Кожный разрез, остановка кровотечения, прокол! В образовавшееся отверстие врывается спасительный свистящий вдох. Больной задышал, захрипел кровавой пеной и стал приходить в себя. Доктор вставляет в рану трахеотомическую трубку, через которую замполит теперь будет дышать, и заканчивает операцию.

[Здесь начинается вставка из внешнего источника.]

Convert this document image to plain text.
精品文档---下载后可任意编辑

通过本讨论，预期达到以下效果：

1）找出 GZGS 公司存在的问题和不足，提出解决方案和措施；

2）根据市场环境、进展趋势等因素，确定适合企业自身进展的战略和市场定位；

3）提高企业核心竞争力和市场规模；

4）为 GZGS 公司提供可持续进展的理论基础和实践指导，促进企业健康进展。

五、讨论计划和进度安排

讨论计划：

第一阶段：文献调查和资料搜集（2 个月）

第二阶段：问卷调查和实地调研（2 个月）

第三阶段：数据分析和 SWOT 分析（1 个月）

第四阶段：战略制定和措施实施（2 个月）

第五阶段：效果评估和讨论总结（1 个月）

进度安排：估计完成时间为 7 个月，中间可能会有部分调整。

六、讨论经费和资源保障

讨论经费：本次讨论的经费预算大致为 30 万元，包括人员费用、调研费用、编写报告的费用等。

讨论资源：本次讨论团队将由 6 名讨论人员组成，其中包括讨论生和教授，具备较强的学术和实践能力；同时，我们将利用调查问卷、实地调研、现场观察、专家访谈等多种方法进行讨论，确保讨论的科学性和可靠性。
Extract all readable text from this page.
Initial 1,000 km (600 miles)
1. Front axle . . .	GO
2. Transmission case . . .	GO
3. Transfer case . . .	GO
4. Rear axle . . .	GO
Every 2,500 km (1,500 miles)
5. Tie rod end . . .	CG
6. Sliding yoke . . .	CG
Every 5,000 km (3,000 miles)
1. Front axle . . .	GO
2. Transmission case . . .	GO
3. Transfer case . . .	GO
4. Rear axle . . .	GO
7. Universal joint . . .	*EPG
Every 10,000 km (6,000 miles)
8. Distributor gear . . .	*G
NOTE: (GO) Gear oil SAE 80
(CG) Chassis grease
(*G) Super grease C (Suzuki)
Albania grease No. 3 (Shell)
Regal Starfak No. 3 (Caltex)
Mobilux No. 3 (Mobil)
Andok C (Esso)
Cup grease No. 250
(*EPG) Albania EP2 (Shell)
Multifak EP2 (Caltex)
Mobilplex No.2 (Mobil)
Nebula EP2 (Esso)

Среди «зрителей» уже появился командир, и его, конечно, интересуют перспективы:
– Док, ну ты сам выходишь зама, надеюсь, не придётся менять походное задание корабля?
– Да нет, я только спас жизнь. А лечение на корабле – авантюра: после операции обычно отекает слизистая гортани, и опять затрудняется дыхание. Так что потребуется эвакуация больного в стационар…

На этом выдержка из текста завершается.